10. Cerrando, por finalizar injustamente en algún punto y muy consciente de que me dejo muchos sombreros en la chistera, una innovación muy importante que debería merecer nuestro estudio y reflexión tiene como eje básico sus reflexiones en torno a una política de la ciencia de orientación socialista. Muchas de sus últimas conferencias se centraron en esta temática. Alguna de ellas está recogida en el libro Seis conferencias pero queda mucho por pensar y desarrollar. José Sarrión, entre otros autores (es imprescindible citar aquí también a Enric Tello), habla de ello en su tesis, dentro de poco libro, sobre «La noción de ciencia en la obra de Manuel Sacristán». Pero tengo para mí, estoy convencido de ello, que esta es una de las temáticas que merecen mayor dedicación.

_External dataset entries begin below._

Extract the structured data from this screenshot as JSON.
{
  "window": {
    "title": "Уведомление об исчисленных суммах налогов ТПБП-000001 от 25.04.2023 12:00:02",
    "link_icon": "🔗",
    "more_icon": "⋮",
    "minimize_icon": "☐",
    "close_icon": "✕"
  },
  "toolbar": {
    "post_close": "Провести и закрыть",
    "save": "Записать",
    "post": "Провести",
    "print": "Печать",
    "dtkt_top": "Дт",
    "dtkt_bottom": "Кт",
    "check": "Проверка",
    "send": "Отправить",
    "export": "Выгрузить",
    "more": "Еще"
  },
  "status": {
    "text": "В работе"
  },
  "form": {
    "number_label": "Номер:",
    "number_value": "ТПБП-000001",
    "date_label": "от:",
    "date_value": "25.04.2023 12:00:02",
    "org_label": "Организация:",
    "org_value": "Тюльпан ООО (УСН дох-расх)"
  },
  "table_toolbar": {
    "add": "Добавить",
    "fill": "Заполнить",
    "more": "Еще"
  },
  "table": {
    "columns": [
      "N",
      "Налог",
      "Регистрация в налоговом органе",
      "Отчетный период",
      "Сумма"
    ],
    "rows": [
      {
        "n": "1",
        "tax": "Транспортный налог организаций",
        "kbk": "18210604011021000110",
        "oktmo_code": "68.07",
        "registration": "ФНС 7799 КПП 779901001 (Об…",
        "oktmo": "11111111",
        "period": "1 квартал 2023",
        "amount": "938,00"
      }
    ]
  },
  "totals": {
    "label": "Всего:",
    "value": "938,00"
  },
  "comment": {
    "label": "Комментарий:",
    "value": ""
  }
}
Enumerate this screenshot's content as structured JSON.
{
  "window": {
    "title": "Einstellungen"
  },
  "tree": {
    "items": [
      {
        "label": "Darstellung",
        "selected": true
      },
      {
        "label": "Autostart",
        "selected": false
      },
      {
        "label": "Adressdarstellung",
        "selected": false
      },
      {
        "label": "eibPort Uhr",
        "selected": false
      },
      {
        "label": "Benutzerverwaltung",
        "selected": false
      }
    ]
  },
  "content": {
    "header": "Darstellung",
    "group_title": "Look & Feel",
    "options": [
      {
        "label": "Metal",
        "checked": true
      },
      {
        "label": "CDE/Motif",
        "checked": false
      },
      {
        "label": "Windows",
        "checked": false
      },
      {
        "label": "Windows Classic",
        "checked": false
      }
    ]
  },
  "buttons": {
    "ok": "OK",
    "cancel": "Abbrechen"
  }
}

Hay mucho que comprender e inferir para los numerosos problemas de nuestra hora.

Una última consideración. No pienso ahora en las personas ya puestas o muy puestas en la obra del traductor de Quine y Haesenjager. A las que no han podido llegar hasta ahora, sobre todo a las personas más jóvenes. me permito indicarles lo siguiente: 1. Si tienen un buen dominio de inglés, la edición que ha hecho Renzo Lorente de sus escritos, la publicada por Brill, es una magnífica forma de empezar, aunque pueda parecer una paradoja no leer de entrada en castellano a un autor con un estilo tan cuidado y con un lenguaje tan hermoso como él (Falta un «Sacristán esencial» en castellano que recoja sus quince artículos más importantes). 2. Si tienen dificultades con el idioma, Pacifismo, ecologismo y política alternativa, El orden y el tiempo y Seis conferencias, pueden ser una buena iniciación, por ese orden. 3. Si tienen además adicciones lógicas, la lectura de Lógica elemental, Introducción a la lógica y al análisis formal y, en un ataque de inmodestia que me avergüenza, Seis historias lógicas y un cuento breve [13], también por esre orden, puede serles muy útil.

Desde luego. Por debajo de todas estas innovaciones y revisiones, algo que el mismo Sacristán señaló en uno de sus grandes artículos -«¿Qué Marx se leerá en el siglo XXI?»-. Se trata de seguir con la misma «cosa», con más o menos correcciones, o se trata más bien de apostar por otra cosa que ya podemos soñar, pensar y construir.

No hay duda, se trata de esto último.